Studies On FOD
There have only been two detailed studies of the economic cost of FOD for civil airline operations. The first was by Brad Bachtel of Boeing, who published a value of $4 billion USD per year. This top-down value was for several years the standard industry figure for the cost of FOD. The second work (2007) was by Iain McCreary from the consultancy Insight SRI Ltd. This more detailed report offered a first-cut of the cost of FOD, based on a bottom-up analysis of airline maintenance log records. Here, data was broken into Per Flight Direct Costs and Per Flight Indirect Costs for the top 300 global airports, with detailed footnotes on the supporting data. The Insight SRI research was a standard reference for 2007-2009 as it was the only source presenting costs and thus was quoted by regulators, airports, and technology providers alike.

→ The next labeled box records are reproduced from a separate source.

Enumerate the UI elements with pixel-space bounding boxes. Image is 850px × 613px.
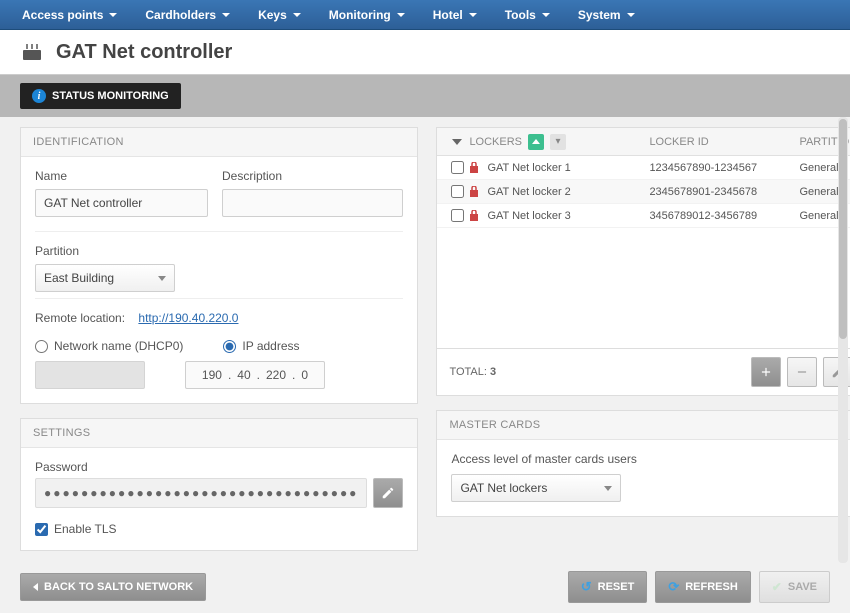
nav-cardholders[interactable]: Cardholders <box>131 0 244 30</box>
nav-monitoring[interactable]: Monitoring <box>315 0 419 30</box>
lockers-section: LOCKERS ▾ LOCKER ID PARTITION GAT Net lo… <box>436 127 850 396</box>
reset-button[interactable]: ↺ RESET <box>568 571 648 603</box>
col-locker-id[interactable]: LOCKER ID <box>649 136 799 148</box>
col-lockers[interactable]: LOCKERS <box>469 136 522 148</box>
table-row[interactable]: GAT Net locker 3 3456789012-3456789 Gene… <box>437 204 850 228</box>
controller-icon <box>20 40 44 64</box>
filter-icon[interactable]: ▾ <box>550 134 566 150</box>
enable-tls-checkbox[interactable]: Enable TLS <box>35 522 403 536</box>
chevron-down-icon <box>397 13 405 17</box>
ip-address-input[interactable]: 190. 40. 220. 0 <box>185 361 325 389</box>
panel-title: MASTER CARDS <box>437 411 850 440</box>
expand-all-toggle[interactable] <box>445 139 469 145</box>
row-checkbox[interactable] <box>451 209 464 222</box>
chevron-down-icon <box>452 139 462 145</box>
ribbon: i STATUS MONITORING <box>0 75 850 117</box>
minus-icon <box>795 365 809 379</box>
description-label: Description <box>222 169 403 183</box>
name-label: Name <box>35 169 208 183</box>
chevron-down-icon <box>542 13 550 17</box>
nav-system[interactable]: System <box>564 0 649 30</box>
master-cards-panel: MASTER CARDS Access level of master card… <box>436 410 850 517</box>
back-button[interactable]: BACK TO SALTO NETWORK <box>20 573 206 601</box>
table-body: GAT Net locker 1 1234567890-1234567 Gene… <box>437 156 850 348</box>
chevron-down-icon <box>604 486 612 491</box>
chevron-down-icon <box>293 13 301 17</box>
partition-select[interactable]: East Building <box>35 264 175 292</box>
remove-locker-button[interactable] <box>787 357 817 387</box>
remote-location-link[interactable]: http://190.40.220.0 <box>138 311 238 325</box>
radio-ip[interactable]: IP address <box>223 339 299 353</box>
table-header: LOCKERS ▾ LOCKER ID PARTITION <box>437 128 850 156</box>
footer-bar: BACK TO SALTO NETWORK ↺ RESET ⟳ REFRESH … <box>0 563 850 613</box>
chevron-down-icon <box>469 13 477 17</box>
refresh-button[interactable]: ⟳ REFRESH <box>655 571 750 603</box>
access-level-select[interactable]: GAT Net lockers <box>451 474 621 502</box>
password-label: Password <box>35 460 88 474</box>
main-content: IDENTIFICATION Name Description Partitio… <box>0 117 850 563</box>
add-locker-button[interactable] <box>751 357 781 387</box>
row-checkbox[interactable] <box>451 161 464 174</box>
table-footer: TOTAL: 3 <box>436 349 850 396</box>
locker-icon <box>469 186 479 198</box>
top-nav: Access points Cardholders Keys Monitorin… <box>0 0 850 30</box>
locker-icon <box>469 162 479 174</box>
radio-dhcp[interactable]: Network name (DHCP0) <box>35 339 183 353</box>
remote-location-label: Remote location: <box>35 311 125 325</box>
table-row[interactable]: GAT Net locker 2 2345678901-2345678 Gene… <box>437 180 850 204</box>
table-row[interactable]: GAT Net locker 1 1234567890-1234567 Gene… <box>437 156 850 180</box>
pencil-icon <box>381 486 395 500</box>
identification-panel: IDENTIFICATION Name Description Partitio… <box>20 127 418 404</box>
edit-password-button[interactable] <box>373 478 403 508</box>
nav-keys[interactable]: Keys <box>244 0 315 30</box>
page-title: GAT Net controller <box>56 41 232 64</box>
row-checkbox[interactable] <box>451 185 464 198</box>
settings-panel: SETTINGS Password ●●●●●●●●●●●●●●●●●●●●●●… <box>20 418 418 551</box>
panel-title: IDENTIFICATION <box>21 128 417 157</box>
dhcp-name-input <box>35 361 145 389</box>
refresh-icon: ⟳ <box>668 579 679 595</box>
password-field: ●●●●●●●●●●●●●●●●●●●●●●●●●●●●●●●●●● <box>35 478 367 508</box>
chevron-down-icon <box>627 13 635 17</box>
status-monitoring-button[interactable]: i STATUS MONITORING <box>20 83 181 109</box>
save-button[interactable]: ✔ SAVE <box>759 571 830 603</box>
description-input[interactable] <box>222 189 403 217</box>
access-level-label: Access level of master cards users <box>451 452 850 466</box>
info-icon: i <box>32 89 46 103</box>
plus-icon <box>759 365 773 379</box>
nav-hotel[interactable]: Hotel <box>419 0 491 30</box>
chevron-down-icon <box>222 13 230 17</box>
chevron-down-icon <box>158 276 166 281</box>
vertical-scrollbar[interactable] <box>838 117 848 563</box>
locker-icon <box>469 210 479 222</box>
nav-access-points[interactable]: Access points <box>8 0 131 30</box>
check-icon: ✔ <box>772 580 782 594</box>
arrow-left-icon <box>33 583 38 591</box>
title-bar: GAT Net controller <box>0 30 850 75</box>
nav-tools[interactable]: Tools <box>491 0 564 30</box>
panel-title: SETTINGS <box>21 419 417 448</box>
sort-asc-icon[interactable] <box>528 134 544 150</box>
name-input[interactable] <box>35 189 208 217</box>
chevron-down-icon <box>109 13 117 17</box>
partition-label: Partition <box>35 244 175 258</box>
reset-icon: ↺ <box>581 579 592 595</box>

However, while that 2007 Insight SRI paper remains the best free public source of data, the new analysis (2010) from Insight SRI offers new numbers. The author of the new report (not free) says "Readers are cautioned not to rely on or in the future refer to numbers from the 2007-08 Insight SRI paper‘The Economic Cost of FOD to Airlines’. This earlier effort was ‘The’ first document detailing the direct and indirect cost of FOD that was based on airline maintenance data (the entire document was a single page of data, followed by 8 pages of footnotes)."

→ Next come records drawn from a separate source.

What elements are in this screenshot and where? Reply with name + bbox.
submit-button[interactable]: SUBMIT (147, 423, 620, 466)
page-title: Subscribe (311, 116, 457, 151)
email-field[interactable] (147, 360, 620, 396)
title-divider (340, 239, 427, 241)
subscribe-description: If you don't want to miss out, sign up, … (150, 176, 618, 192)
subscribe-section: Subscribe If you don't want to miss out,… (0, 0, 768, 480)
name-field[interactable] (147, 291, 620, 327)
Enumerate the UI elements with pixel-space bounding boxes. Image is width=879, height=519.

Per Flight Direct Costs of $26 are calculated by considering engine maintenance spending, tire replacements, and aircraft body damage.
Per Flight Indirect Costs include a total of 31 individual categories:
- Airport efficiency losses
- Carbon / Environmental issues
- Change of aircraft
- Close airport
- Close runway
- Corporate manslaughter/criminal liability
- Cost of corrective action
- Cost of hiring and training replacement
- Cost of rental or lease of replacement equipment
- Cost of restoration of order
- Cost of the investigation
- Delay for planes in air
- Delays at gate
- Fines and citations
- Fuel efficiency losses
- Hotels
- In-air go-around
- Increased insurance premiums
- Increased operating costs on remaining equipment
- Insurance deductibles
- Legal fees resulting
- Liability claims in excess of insurance
- Loss of aircraft
- Loss of business and damage to reputation
- Loss of productivity of injured personnel
- Loss of spares or specialized equipment
- Lost time and overtime
- Missed connections
- Morale
- Reaction by crews leading to disruption of schedule
- Replacement flights on other carriers
- Scheduled maintenance
- Unscheduled maintenance
The study concludes that when these indirect costs are added, then the cost of FOD increases by a multiple of up to 10x.
Eurocontrol and the FAA are both studying FOD. Eurocontrol released a preliminary assessment of FOD Detection technologies in 2006, while the FAA is conducting trials of the four leading systems from Qinetiq (PVD Providence T F Green Airport), Stratech (ORD Chicago O'Hare Airport), Xsight Systems (BOS Boston Logan Airport), and Trex Aviation Systems (ORD Chicago O'Hare Airport) during 2007 and 2008. Results of this study should be published in 2009.